Day 8 - Ponchos and Puddles
Wow, what a night at Camp Epic. Staying in a glamping tent sounds romantic and exciting, but as the northwesterly winds blew and the rains fell in sheets, it was more like a nightmare. Around 1 am in the morning, it felt like the tent would blow away. We had the alarm set for 5 am and awoke to high winds and heavy rain. Lots of thoughts went through our heads. “Will the track be open today?” How much rain will fall? Should we just sleep in and hope that the rain would stop?
Instead, after breakfast and a photo in our ponchos, we decided we would indeed hit the track. We were expecting a real rollercoaster ride today, 92 km and 1,100-meter climb. But we took on the challenge and pedalled away from Cape Epic towards our planned destination.
The day kicked off with crossing the 2.5 km awe-inspiring Maramataha suspension bridge. Spanning a whopping 141 meters. This engineering marvel left us breathless – not only from the views but more so from trying not to look down!
We then hit a 3 km climb to the old railway terminus, where our legs got a good warm-up in preparation for another long distanced day. We kept our eyes peeled for the historic tramway, a relic of yesteryear that's now a playground for adventurous bikers.
We encountered some iconic landmarks, including the Waione suspension bridge, the Waikoura suspension bridge, and the Mangatukutuku bridge. I started counting puddles, but quit counting once I reached 100. We approached each puddle with caution as we never actually knew the true depth of them until we entered. Several unscheduled dismounts and a few falls later, we began to wise up a bit. Next, I counted goats, 14 in total today, and one who chose to run towards me instead of away.
One of the day’s highlights was the Ongarue Spiral where the trail looped using bridges and a tunnel. This twisty-turny wonder gave us the feeling of being a kid on a carnival ride, except with a little more sweat and no cotton candy.
Once off the timber trail, we stopped for lunch and washed our bikes down with a neighboring hose.
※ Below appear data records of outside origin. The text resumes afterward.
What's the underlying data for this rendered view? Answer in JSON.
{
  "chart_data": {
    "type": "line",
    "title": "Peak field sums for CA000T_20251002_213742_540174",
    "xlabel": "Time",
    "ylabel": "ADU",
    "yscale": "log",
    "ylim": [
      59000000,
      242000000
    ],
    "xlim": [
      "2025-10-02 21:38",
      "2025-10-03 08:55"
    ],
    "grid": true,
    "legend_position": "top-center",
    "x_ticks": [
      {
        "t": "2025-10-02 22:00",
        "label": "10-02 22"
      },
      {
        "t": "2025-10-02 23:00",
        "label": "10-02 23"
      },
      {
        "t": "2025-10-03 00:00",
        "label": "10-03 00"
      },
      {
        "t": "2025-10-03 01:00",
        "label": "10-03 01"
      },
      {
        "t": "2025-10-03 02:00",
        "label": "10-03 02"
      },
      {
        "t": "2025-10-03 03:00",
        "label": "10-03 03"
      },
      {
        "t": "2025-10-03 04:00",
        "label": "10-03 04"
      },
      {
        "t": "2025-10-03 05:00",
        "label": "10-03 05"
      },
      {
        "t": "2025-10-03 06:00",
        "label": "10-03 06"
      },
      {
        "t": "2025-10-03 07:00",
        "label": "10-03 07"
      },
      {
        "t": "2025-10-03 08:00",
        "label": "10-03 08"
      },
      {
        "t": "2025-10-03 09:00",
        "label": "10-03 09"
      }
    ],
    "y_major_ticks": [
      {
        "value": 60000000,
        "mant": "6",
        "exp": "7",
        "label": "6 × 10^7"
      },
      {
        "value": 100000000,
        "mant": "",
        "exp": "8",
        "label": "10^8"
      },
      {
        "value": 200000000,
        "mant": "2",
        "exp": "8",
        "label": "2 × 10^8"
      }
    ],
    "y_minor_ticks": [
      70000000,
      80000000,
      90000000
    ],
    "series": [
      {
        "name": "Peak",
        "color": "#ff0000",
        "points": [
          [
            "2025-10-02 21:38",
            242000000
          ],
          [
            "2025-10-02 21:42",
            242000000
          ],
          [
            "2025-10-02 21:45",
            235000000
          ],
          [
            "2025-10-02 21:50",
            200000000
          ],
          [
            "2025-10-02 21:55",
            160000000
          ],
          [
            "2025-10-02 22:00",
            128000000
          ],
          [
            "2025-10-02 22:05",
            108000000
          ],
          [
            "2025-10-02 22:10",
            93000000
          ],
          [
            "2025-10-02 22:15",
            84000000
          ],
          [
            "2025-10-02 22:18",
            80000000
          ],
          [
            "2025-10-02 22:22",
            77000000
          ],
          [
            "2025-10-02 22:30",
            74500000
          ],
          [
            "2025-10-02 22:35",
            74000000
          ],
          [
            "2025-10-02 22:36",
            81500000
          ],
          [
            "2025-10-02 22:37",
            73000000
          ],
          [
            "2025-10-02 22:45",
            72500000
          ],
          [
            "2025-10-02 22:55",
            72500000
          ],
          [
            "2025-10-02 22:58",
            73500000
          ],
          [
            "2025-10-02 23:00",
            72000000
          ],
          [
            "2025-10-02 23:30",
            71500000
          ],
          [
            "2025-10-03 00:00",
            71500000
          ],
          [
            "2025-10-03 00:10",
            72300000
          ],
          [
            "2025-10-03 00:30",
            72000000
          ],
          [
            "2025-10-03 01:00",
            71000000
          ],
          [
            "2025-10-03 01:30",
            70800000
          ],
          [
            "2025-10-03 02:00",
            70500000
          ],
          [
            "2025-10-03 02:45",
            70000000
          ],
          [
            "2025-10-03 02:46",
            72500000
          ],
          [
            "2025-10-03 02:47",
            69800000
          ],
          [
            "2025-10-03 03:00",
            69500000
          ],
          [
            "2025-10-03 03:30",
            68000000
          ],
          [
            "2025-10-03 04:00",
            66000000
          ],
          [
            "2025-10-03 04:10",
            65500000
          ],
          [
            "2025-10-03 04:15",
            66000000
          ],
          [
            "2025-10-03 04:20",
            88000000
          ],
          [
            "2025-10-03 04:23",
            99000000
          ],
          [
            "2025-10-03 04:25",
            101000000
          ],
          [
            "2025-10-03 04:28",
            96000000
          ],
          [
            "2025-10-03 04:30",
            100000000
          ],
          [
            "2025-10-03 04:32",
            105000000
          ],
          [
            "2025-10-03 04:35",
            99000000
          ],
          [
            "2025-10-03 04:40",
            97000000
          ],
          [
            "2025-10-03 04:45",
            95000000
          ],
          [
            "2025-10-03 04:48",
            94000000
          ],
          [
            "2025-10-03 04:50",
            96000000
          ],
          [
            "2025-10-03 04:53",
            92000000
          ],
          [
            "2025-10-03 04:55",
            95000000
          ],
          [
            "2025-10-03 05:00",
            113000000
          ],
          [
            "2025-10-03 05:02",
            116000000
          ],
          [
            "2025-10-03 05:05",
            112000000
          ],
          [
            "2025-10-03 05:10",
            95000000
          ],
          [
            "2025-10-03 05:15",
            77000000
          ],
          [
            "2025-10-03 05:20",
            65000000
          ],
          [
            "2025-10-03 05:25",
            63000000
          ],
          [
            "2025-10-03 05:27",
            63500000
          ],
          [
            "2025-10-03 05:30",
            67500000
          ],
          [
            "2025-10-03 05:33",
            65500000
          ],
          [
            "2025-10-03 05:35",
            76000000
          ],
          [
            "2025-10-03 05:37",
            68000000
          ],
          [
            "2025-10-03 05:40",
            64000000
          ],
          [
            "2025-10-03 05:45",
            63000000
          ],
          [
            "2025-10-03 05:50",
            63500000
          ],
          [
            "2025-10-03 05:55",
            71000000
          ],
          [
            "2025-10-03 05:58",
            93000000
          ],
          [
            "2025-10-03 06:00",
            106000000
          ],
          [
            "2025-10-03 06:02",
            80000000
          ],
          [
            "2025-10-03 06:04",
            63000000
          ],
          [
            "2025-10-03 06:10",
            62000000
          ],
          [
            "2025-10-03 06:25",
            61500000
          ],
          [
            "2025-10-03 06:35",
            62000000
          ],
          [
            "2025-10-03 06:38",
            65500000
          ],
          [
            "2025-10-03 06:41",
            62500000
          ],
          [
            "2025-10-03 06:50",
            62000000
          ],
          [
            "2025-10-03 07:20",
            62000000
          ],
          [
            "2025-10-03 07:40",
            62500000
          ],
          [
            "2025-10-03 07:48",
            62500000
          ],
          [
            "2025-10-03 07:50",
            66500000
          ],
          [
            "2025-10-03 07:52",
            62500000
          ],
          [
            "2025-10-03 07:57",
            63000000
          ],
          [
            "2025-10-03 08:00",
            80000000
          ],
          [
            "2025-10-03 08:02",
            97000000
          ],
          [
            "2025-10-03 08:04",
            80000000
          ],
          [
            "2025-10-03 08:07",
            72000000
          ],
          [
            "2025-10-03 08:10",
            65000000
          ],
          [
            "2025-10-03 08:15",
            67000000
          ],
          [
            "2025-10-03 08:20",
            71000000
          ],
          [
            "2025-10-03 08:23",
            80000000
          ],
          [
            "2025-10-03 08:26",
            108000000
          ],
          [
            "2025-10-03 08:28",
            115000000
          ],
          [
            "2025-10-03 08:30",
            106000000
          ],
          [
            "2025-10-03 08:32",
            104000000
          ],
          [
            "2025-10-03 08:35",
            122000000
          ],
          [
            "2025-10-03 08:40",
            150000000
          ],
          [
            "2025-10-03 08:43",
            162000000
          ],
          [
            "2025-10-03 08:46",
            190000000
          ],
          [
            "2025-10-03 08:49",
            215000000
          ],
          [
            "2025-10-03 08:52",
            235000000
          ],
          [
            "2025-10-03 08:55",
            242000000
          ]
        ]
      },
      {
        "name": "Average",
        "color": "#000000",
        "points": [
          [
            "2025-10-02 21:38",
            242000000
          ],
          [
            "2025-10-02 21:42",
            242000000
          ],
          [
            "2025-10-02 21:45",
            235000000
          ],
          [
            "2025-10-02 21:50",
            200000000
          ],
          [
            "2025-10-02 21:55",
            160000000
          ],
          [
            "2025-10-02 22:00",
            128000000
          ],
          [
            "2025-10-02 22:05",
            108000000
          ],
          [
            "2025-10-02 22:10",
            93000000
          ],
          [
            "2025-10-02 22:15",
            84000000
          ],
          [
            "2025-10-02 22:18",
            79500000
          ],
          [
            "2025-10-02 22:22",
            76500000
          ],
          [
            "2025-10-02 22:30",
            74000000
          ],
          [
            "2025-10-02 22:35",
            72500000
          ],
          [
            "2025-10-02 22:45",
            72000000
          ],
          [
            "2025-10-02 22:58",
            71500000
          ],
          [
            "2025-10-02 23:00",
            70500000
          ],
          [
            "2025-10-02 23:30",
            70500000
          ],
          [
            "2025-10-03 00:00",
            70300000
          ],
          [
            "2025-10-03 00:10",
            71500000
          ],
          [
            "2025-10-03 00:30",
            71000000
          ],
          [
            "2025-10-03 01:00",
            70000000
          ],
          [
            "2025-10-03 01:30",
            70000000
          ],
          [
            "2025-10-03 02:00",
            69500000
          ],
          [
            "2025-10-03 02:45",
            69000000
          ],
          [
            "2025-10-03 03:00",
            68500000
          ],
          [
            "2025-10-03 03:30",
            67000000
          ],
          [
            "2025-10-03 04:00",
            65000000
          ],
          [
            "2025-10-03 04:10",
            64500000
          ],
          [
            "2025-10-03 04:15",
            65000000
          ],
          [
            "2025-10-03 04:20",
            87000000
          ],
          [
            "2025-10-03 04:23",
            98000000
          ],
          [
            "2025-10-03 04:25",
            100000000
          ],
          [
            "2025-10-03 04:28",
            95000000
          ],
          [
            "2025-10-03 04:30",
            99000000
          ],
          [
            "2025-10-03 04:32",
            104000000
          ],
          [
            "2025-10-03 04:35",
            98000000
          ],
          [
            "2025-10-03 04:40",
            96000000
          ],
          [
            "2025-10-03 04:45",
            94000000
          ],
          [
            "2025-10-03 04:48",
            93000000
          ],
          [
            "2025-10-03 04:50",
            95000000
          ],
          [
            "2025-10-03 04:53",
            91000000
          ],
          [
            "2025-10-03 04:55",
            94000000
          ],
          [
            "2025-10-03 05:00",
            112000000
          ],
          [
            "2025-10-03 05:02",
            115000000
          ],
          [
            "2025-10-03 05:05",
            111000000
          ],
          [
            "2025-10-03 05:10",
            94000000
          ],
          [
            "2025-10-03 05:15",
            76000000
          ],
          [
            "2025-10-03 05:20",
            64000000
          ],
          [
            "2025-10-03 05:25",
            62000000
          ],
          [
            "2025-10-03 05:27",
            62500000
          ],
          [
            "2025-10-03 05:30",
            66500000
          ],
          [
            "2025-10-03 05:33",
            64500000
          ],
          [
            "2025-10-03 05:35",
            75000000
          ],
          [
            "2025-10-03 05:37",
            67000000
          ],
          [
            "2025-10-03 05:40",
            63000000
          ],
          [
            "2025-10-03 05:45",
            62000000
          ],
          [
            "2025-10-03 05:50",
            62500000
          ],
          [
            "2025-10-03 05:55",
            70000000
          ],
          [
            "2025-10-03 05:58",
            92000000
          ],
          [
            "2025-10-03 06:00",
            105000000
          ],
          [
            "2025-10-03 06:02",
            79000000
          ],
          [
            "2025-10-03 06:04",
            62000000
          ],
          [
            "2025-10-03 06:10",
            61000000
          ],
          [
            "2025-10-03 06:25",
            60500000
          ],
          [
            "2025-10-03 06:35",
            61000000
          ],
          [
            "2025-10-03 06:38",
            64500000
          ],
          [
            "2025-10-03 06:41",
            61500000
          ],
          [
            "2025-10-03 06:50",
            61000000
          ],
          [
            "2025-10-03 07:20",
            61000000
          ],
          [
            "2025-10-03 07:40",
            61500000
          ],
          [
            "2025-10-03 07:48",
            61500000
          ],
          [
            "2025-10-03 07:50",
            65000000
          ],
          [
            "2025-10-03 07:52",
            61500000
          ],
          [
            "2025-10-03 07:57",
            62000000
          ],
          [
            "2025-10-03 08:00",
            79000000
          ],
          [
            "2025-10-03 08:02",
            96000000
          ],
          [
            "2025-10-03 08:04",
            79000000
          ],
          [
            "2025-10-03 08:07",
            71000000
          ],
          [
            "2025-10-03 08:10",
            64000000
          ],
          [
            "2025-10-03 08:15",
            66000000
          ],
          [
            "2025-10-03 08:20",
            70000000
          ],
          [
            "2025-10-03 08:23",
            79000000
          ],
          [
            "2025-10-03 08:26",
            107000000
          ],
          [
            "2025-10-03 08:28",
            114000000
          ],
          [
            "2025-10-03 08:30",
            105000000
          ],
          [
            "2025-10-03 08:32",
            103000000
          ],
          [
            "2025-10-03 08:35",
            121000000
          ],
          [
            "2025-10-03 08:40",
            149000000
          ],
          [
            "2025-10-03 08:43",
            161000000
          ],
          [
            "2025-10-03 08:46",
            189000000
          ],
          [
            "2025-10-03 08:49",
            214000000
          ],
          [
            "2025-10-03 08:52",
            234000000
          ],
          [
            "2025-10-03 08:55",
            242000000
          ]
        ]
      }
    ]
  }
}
The next leg of our (rain-soaked) adventure would take us from Ongarue to Ohura. This route was an old gravel road, filled with interesting sights, including a ride through a railway underpass and a crossing of the Okahukura River on the old railway bridge.
As we made our way through the Okahukura Scenic Reserve, we couldn't help but appreciate the natural beauty that surrounded us. The historic horse watering trough was a charming reminder of days gone by, adding to the real heritage of our journey.
Finally, we arrived at Ohura township where we were finished for the day. The town looked abandoned. A shame, I guess, as it seems so quaint and wonderful.
We loaded the van and had to drive 40 km away for a place to stay. Soaked, cold, and depleted, we relived the day. We then drove into the Omaka Lodge. Wow, well worth the drive. We were greeted by Scott and Chris, the owners.
Located 7 km from the township of Taumarunui lies Omaka Lodge, formerly a “war-ballot” dairy farm designated for soldiers returning from World War 1, then sheep and beef station, and now converted to a boutique bed & breakfast venue in the heart of New Zealand’s Forgotten World.
Well positioned on the crest of a hill, with magnificent views of Herlihy’s Bluff and Mount Hikurangi, with a peek of Mount Ruapehu. The Forgotten World Gardens consists of four large and beautiful country gardens and are a 5-star garden of national significance.
As you can imagine we were all very excited to settle into this little gem and could not wait for our next hot shower!